61 nations had signed the Artemis Accords as of January 2026, with Oman the most recent 1. The Accords aim to establish shared norms for lunar operations, including transparency, interoperability, and heritage site protection. But the Coalition is less exclusive than headline numbers suggest. Countries including Thailand and Senegal have also signed onto China and Russia's rival International Lunar Research Station programme. This dual membership is rational hedging: smaller spacefaring nations gain access to both architectures without committing exclusively to either. The governance of the Moon is shaping up as multipolar, not bipolar, with countries choosing access over allegiance.

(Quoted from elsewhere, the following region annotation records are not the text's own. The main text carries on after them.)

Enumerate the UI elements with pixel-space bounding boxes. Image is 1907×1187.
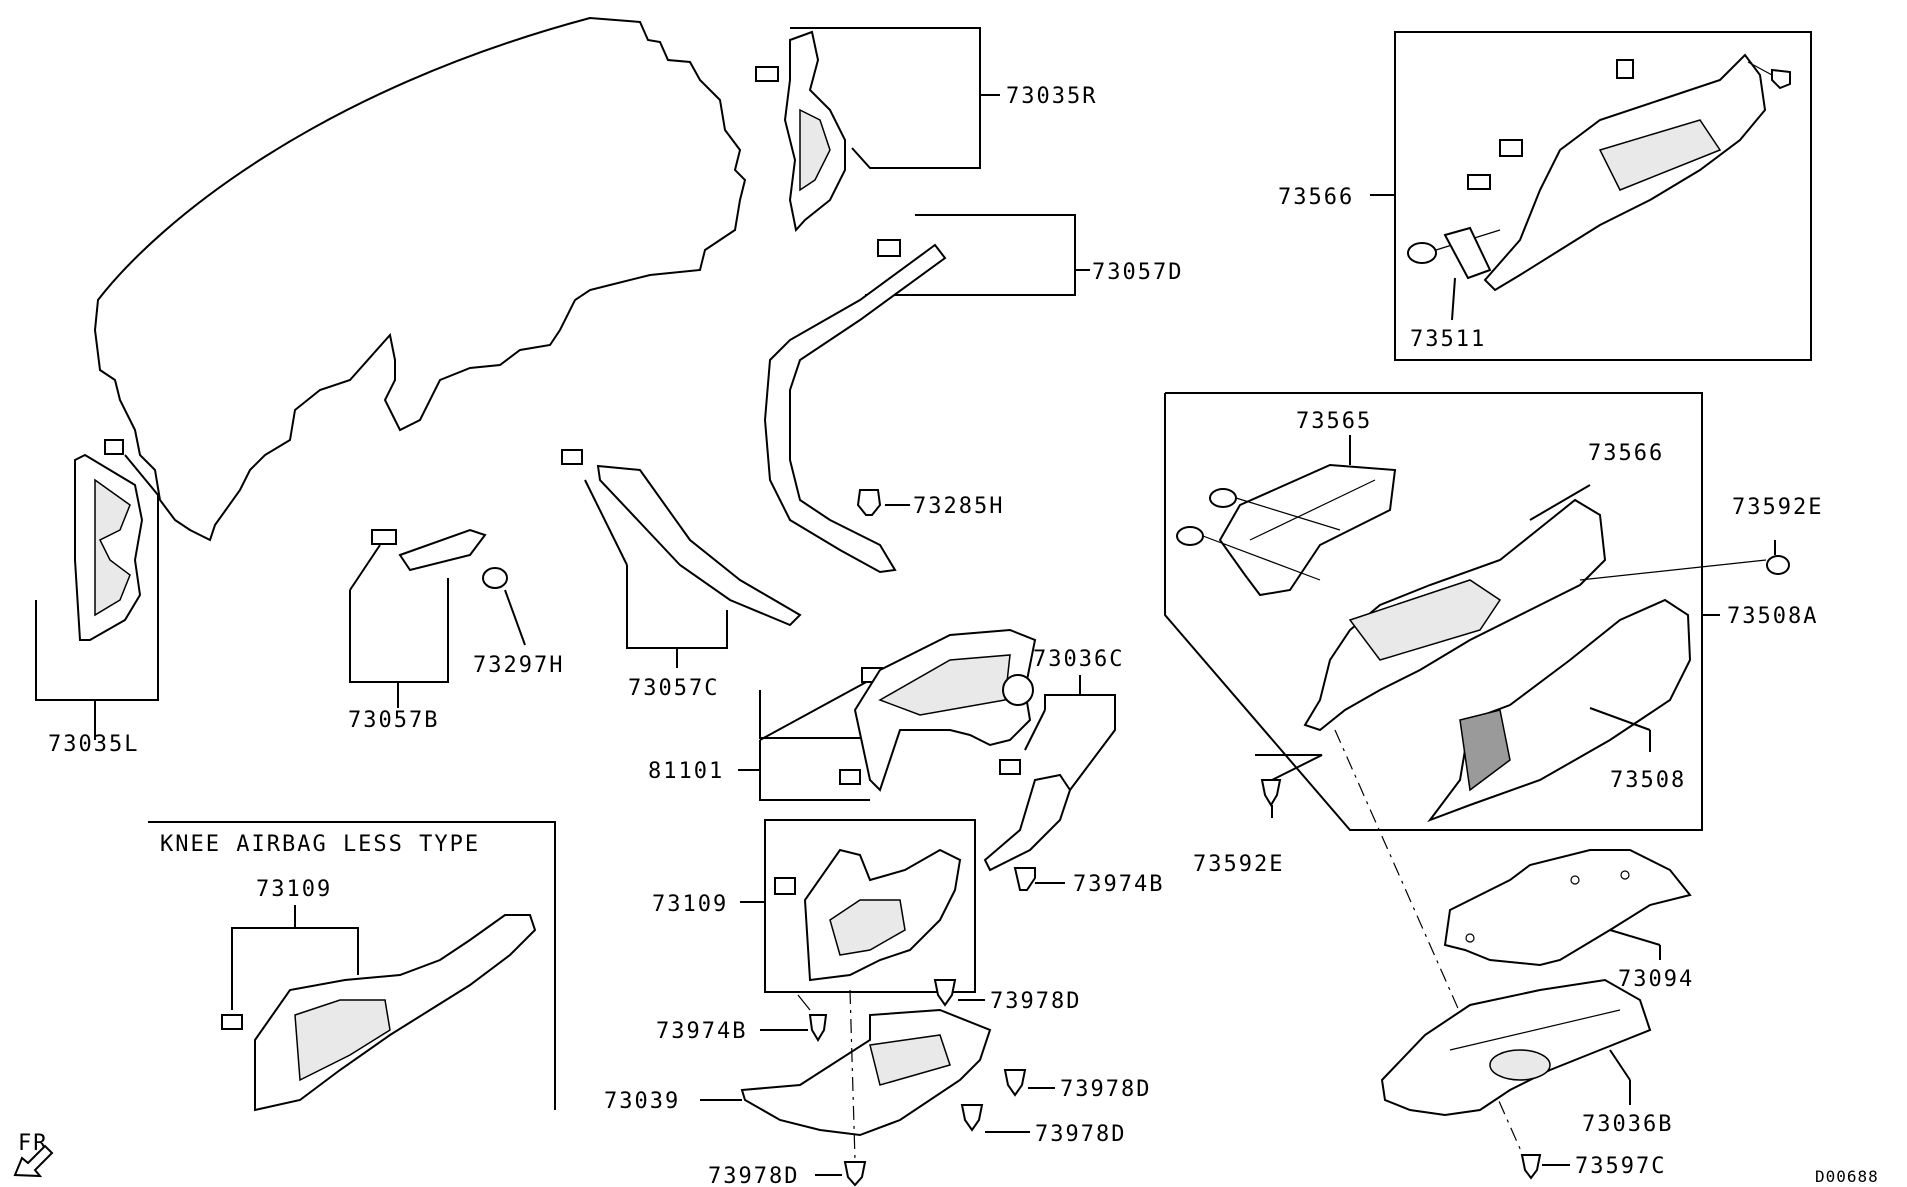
part-label-73039[interactable]: 73039 [604, 1089, 680, 1114]
part-73057C-group: 73057C [561, 449, 802, 701]
part-81101-group: 81101 [648, 628, 1037, 801]
part-label-73036C[interactable]: 73036C [1033, 647, 1124, 672]
part-label-73592E-right[interactable]: 73592E [1732, 495, 1823, 520]
part-73597C-group: 73597C [1520, 1154, 1666, 1180]
part-label-73508A[interactable]: 73508A [1727, 604, 1818, 629]
part-73508A-group: 73508A 73565 73566 73508 73592E 73592E [1164, 392, 1823, 1161]
part-73285H-group: 73285H [856, 489, 1004, 519]
diagram-code: D00688 [1815, 1167, 1879, 1186]
part-label-73978D-1[interactable]: 73978D [990, 989, 1081, 1014]
part-label-73566-mid[interactable]: 73566 [1588, 441, 1664, 466]
part-73057D-group: 73057D [763, 214, 1183, 574]
part-label-73297H[interactable]: 73297H [473, 653, 564, 678]
part-label-73978D-4[interactable]: 73978D [708, 1164, 799, 1187]
part-label-73978D-2[interactable]: 73978D [1060, 1077, 1151, 1102]
part-73035R-group: 73035R [755, 27, 1097, 233]
part-label-73974B-left[interactable]: 73974B [656, 1019, 747, 1044]
part-label-73036B[interactable]: 73036B [1582, 1112, 1673, 1137]
part-label-73035R[interactable]: 73035R [1006, 84, 1097, 109]
part-73974B-right-group: 73974B [1013, 867, 1164, 897]
part-label-73035L[interactable]: 73035L [48, 732, 139, 757]
part-73036C-group: 73036C [983, 647, 1124, 872]
part-label-73511[interactable]: 73511 [1410, 327, 1486, 352]
knee-airbag-title: KNEE AIRBAG LESS TYPE [160, 832, 480, 857]
part-label-73592E-left[interactable]: 73592E [1193, 852, 1284, 877]
part-label-73974B-right[interactable]: 73974B [1073, 872, 1164, 897]
part-label-73566-top[interactable]: 73566 [1278, 185, 1354, 210]
part-label-73597C[interactable]: 73597C [1575, 1154, 1666, 1179]
part-label-73109-left[interactable]: 73109 [256, 877, 332, 902]
part-73036B-group: 73036B [1380, 978, 1673, 1137]
part-label-73094[interactable]: 73094 [1618, 967, 1694, 992]
front-arrow-icon [13, 1144, 54, 1178]
knee-airbag-less-section: KNEE AIRBAG LESS TYPE 73109 [148, 821, 556, 1112]
part-label-73508[interactable]: 73508 [1610, 768, 1686, 793]
part-label-73565[interactable]: 73565 [1296, 409, 1372, 434]
part-73297H-group: 73297H [473, 567, 564, 678]
part-73057B-group: 73057B [348, 528, 487, 733]
part-73094-group: 73094 [1443, 849, 1694, 992]
part-label-73057D[interactable]: 73057D [1092, 260, 1183, 285]
front-direction-marker: FR [13, 1131, 54, 1178]
part-73035L-group: 73035L [35, 439, 159, 757]
part-label-73978D-3[interactable]: 73978D [1035, 1122, 1126, 1147]
part-label-73057B[interactable]: 73057B [348, 708, 439, 733]
instrument-panel-outline [93, 16, 747, 542]
part-label-73285H[interactable]: 73285H [913, 494, 1004, 519]
part-label-81101[interactable]: 81101 [648, 759, 724, 784]
part-label-73057C[interactable]: 73057C [628, 676, 719, 701]
part-73566-top-group: 73566 73511 [1278, 31, 1812, 361]
part-label-73109-right[interactable]: 73109 [652, 892, 728, 917]
part-73109-right-group: 73109 [652, 819, 976, 993]
part-73039-group: 73039 73974B 73978D 73978D 73978D 73978D [604, 979, 1151, 1187]
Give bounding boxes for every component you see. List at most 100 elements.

Dual Signatories Complicate the Lunar Coalition Picture
Several Artemis Accords nations have also signed China and Russia's rival framework, revealing a multipolar space governance reality.
Nations are signing both Artemis and ILRS frameworks, hedging rather than choosing sides.
Deep Analysis
61 countries have signed the Artemis Accords, a US-led agreement setting out rules for how countries should behave on the Moon: being transparent, not blocking others' operations, protecting historic landing sites, and so on. But some of those same 61 countries have also signed up to China and Russia's competing framework, which has different rules and a different vision for who governs lunar activity. This is rational hedging: smaller countries want access to whichever programme succeeds. It also means the US coalition is less unified than the headline number suggests. Countries are not choosing sides; they are keeping options open.